The thing about this Brave New World of #NewMusicFridays and The Way We Consume Media Today is that, all too often, the unquenchable thirst for what’s next overshadows the perfectly good-but-overlooked gems sitting right in front of us from just a few weeks past, already collecting digital dust.
Case in point: Niki & The Dove‘s Everybody’s Heart Is Broken Now.
Perhaps you’re already familiar with the group because of 2012’s solid Instinct, the Swedish duo’s debut (yes, of course they’re Swedish), released shortly after their nomination in the BBC’s Sound of 2012 Poll. (If you’re into The Knife, you’d likely dig Niki & The Dove, too.)
To this day, “DJ, Ease My Mind” remains incredible — like a primal, pounding reinterpretation of “Last Night A DJ Saved My Life.”
In early April, the duo returned with a follow-up called Everybody’s Heart Is Broken Now and, as the title might imply, it’s got a whole lot of sadness crammed inside — and nonstop sunny vibes. Summertime sadness? Someone really ought to write a song about that.
I’ll admit: At the time this album was originally released, the weather hadn’t quite turned yet, and the record pretty much went in one ear and out the other, like any time I hear the words “Taylor Swift” and “new boyfriend” in the same sentence.
But, on a whim, I gave the album another listen this afternoon after several beach days-turned-(very)-boozy nights, and I can’t think of an album experience that makes more sense for Summer ’16. (Besides, Lana Del Rey‘s still out on her Honeymoon.)
Everybody’s Heart is a dreamy record rooted in the ’80s — the equivalent of a weathered cassette unearthed from your childhood attic — in the sense that the production could conceivably fit on Cyndi Lauper She’s So Unusual, but it’s not really kitschy or, gulp, “tribute band” territory. (If you enjoyed La Roux‘s vintage Trouble in Paradise from 2014 or College & Electric Youth‘s “A Real Hero,” this one’s in the same general sonic realm.)

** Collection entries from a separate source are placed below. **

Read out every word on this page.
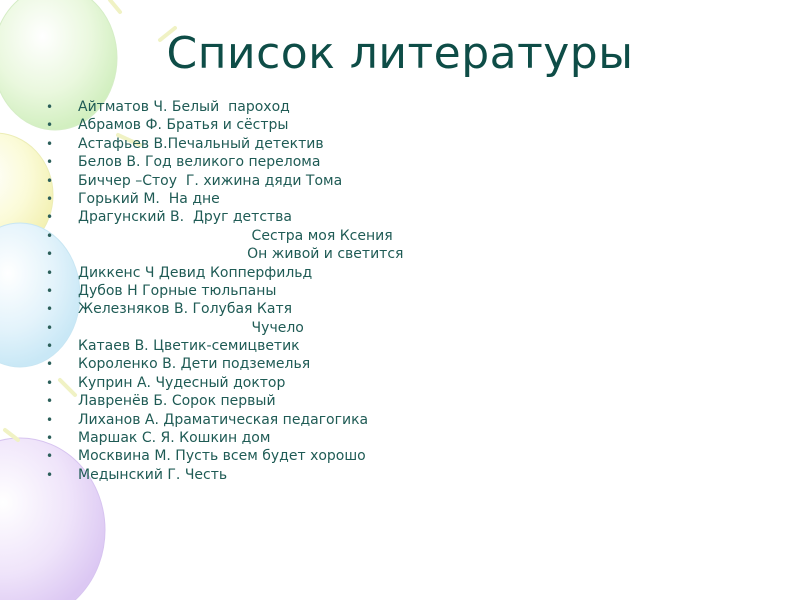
Список литературы
• Айтматов Ч. Белый  пароход
• Абрамов Ф. Братья и сёстры
• Астафьев В.Печальный детектив
• Белов В. Год великого перелома
• Биччер –Стоу  Г. хижина дяди Тома
• Горький М.  На дне
• Драгунский В.  Друг детства
• Сестра моя Ксения
• Он живой и светится
• Диккенс Ч Девид Копперфильд
• Дубов Н Горные тюльпаны
• Железняков В. Голубая Катя
• Чучело
• Катаев В. Цветик-семицветик
• Короленко В. Дети подземелья
• Куприн А. Чудесный доктор
• Лавренёв Б. Сорок первый
• Лиханов А. Драматическая педагогика
• Маршак С. Я. Кошкин дом
• Москвина М. Пусть всем будет хорошо
• Медынский Г. Честь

Be warned, however: It’s, like, all lowkey sad. You just won’t notice if you’re not paying attention to the words.
Sad disco delight “You Stole My Heart Away” is full of sexy bass licks and a fierce strut would earn the approval of Nile Rodgers, but those teary-eyed proclamations on the dance floor would likely make Robyn cry.
“You took the love I gave and left me / Hollow as an empty shell / And I keep dancing by myself / To make the hurt go away, the hurt go away…”

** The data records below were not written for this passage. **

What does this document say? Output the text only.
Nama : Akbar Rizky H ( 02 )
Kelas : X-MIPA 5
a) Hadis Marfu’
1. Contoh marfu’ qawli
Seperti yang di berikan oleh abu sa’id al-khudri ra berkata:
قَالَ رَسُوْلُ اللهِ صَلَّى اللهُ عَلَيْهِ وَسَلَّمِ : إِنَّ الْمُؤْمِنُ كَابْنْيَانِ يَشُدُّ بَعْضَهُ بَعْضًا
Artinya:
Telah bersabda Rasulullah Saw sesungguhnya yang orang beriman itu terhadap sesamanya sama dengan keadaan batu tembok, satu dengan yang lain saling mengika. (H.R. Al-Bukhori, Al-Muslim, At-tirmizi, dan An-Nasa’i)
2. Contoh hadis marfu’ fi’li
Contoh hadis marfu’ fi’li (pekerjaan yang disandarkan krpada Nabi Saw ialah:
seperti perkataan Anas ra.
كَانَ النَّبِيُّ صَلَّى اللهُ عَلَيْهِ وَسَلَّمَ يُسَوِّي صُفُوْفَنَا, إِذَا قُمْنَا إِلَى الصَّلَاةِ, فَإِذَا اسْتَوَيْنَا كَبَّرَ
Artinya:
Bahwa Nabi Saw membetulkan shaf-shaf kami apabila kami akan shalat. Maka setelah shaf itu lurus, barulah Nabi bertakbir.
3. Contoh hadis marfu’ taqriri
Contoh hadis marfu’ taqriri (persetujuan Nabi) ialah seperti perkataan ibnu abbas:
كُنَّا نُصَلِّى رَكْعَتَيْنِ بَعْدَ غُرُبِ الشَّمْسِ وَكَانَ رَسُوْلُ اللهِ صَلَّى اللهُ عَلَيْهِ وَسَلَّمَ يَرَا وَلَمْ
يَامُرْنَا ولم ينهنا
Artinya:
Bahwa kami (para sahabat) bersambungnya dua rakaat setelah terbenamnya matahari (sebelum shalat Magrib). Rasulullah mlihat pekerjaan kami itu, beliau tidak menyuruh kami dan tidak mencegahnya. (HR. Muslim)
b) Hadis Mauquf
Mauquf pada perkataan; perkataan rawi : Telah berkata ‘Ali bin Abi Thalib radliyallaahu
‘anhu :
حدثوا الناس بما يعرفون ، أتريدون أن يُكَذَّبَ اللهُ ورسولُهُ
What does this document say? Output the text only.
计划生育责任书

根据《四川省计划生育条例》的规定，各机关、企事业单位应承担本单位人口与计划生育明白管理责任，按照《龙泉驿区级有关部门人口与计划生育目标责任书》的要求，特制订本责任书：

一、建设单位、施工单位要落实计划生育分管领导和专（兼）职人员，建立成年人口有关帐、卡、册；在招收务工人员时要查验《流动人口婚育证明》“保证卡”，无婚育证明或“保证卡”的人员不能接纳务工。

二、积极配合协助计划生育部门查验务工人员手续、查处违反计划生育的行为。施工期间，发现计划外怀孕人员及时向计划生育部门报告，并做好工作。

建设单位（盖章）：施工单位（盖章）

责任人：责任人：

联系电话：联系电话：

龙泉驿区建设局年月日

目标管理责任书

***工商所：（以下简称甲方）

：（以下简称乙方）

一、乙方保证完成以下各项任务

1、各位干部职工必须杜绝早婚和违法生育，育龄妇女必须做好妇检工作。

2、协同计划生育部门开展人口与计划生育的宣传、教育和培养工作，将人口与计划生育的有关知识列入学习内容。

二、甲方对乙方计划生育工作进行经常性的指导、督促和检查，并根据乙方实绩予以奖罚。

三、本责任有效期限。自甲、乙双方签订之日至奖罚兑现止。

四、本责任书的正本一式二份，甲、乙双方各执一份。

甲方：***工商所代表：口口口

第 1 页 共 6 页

There are plenty of understated, last-burning-embers-of-sunshine vibes for the contemplative commute home, like the lush “Play It On My Radio.” And even a tropical delight named “Coconut Kiss” is misleadingly emo, despite the breezy vibes. (This is clearly a group of people who go to the beach wearing all black.)

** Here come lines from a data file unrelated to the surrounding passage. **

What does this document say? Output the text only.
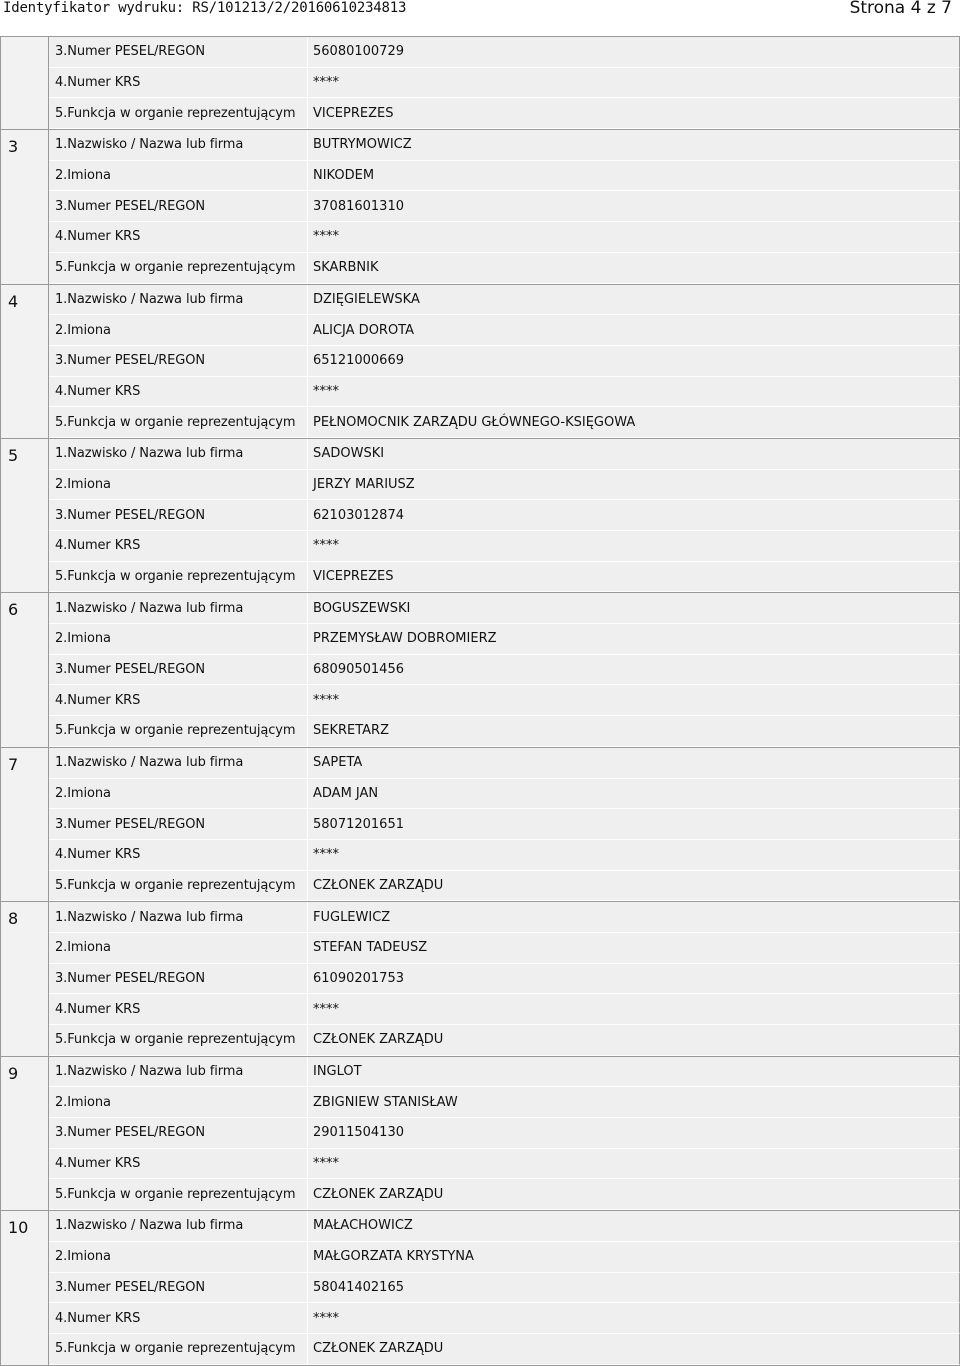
Identyfikator wydruku: RS/101213/2/20160610234813	Strona 4 z 7
3.Numer PESEL/REGON	56080100729
4.Numer KRS	****
5.Funkcja w organie reprezentującym	VICEPREZES
3	1.Nazwisko / Nazwa lub firma	BUTRYMOWICZ
2.Imiona	NIKODEM
3.Numer PESEL/REGON	37081601310
4.Numer KRS	****
5.Funkcja w organie reprezentującym	SKARBNIK
4	1.Nazwisko / Nazwa lub firma	DZIĘGIELEWSKA
2.Imiona	ALICJA DOROTA
3.Numer PESEL/REGON	65121000669
4.Numer KRS	****
5.Funkcja w organie reprezentującym	PEŁNOMOCNIK ZARZĄDU GŁÓWNEGO-KSIĘGOWA
5	1.Nazwisko / Nazwa lub firma	SADOWSKI
2.Imiona	JERZY MARIUSZ
3.Numer PESEL/REGON	62103012874
4.Numer KRS	****
5.Funkcja w organie reprezentującym	VICEPREZES
6	1.Nazwisko / Nazwa lub firma	BOGUSZEWSKI
2.Imiona	PRZEMYSŁAW DOBROMIERZ
3.Numer PESEL/REGON	68090501456
4.Numer KRS	****
5.Funkcja w organie reprezentującym	SEKRETARZ
7	1.Nazwisko / Nazwa lub firma	SAPETA
2.Imiona	ADAM JAN
3.Numer PESEL/REGON	58071201651
4.Numer KRS	****
5.Funkcja w organie reprezentującym	CZŁONEK ZARZĄDU
8	1.Nazwisko / Nazwa lub firma	FUGLEWICZ
2.Imiona	STEFAN TADEUSZ
3.Numer PESEL/REGON	61090201753
4.Numer KRS	****
5.Funkcja w organie reprezentującym	CZŁONEK ZARZĄDU
9	1.Nazwisko / Nazwa lub firma	INGLOT
2.Imiona	ZBIGNIEW STANISŁAW
3.Numer PESEL/REGON	29011504130
4.Numer KRS	****
5.Funkcja w organie reprezentującym	CZŁONEK ZARZĄDU
10	1.Nazwisko / Nazwa lub firma	MAŁACHOWICZ
2.Imiona	MAŁGORZATA KRYSTYNA
3.Numer PESEL/REGON	58041402165
4.Numer KRS	****
5.Funkcja w organie reprezentującym	CZŁONEK ZARZĄDU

“I am a loner / And I paid my dues, and I don’t depend on nothing or no one / I am a loner / All confused, waiting for the rainy day / While I spend my time walking in the sunshine.”
“Lost UB” is my personal favorite of the bunch (and now one of my favorite songs of the year) for several reasons, including but not limited to:
1.) Malin Dahlström, the talented singer of Niki & The Dove, sounds eerily like Stevie Nicks on some songs, especially this one. If you told me it was a recently leaked Stevie demo, I probably wouldn’t even question it. (Could you imagine if it was?)
2.) The production is legitimately timeless. I’m actually horrified that this has less than 2,000 streams on YouTube.
3.) “I’m so lost now, B. Won’t you come back home again?” This is a song written about someone named B, which means it was absolutely written about me. Or Britney Spears. In either case, it hits home on a deeply personal level.
4.) “I’m not a child anymore and things come to an end / But I’ve never understood the end / I’ve never understood the end…” GUH.
5.) “Well, they say this is for life / And they say love never dies, love never dies…” DOUBLE GUH.
Usually official artist biographies draw over-the-top comparisons, but this description of the duo’s sound is spot-on: “As inspiration for the sound, Malin and Gustaf kept certain catchwords in mind during the creation of the record. Two of those were ‘Dance Romance’ and ‘Bladerunner Disco’, fitting nicely onto the romantically futuristic album. Starting with one foot in days passed Niki & The Dove aspire to step into the future, holding the music they love near to them wherever they may go. The finished product takes what started with ‘DJ, Ease My Mind’ in 2010 a step forward.”
At a time when pop music has swerved all sorts of shadowy and serious in what is surely a reaction to these frighteningly uncertain times, this Niki & The Dove album is a warm and nostalgic reprieve — an escape back to the future, if you will.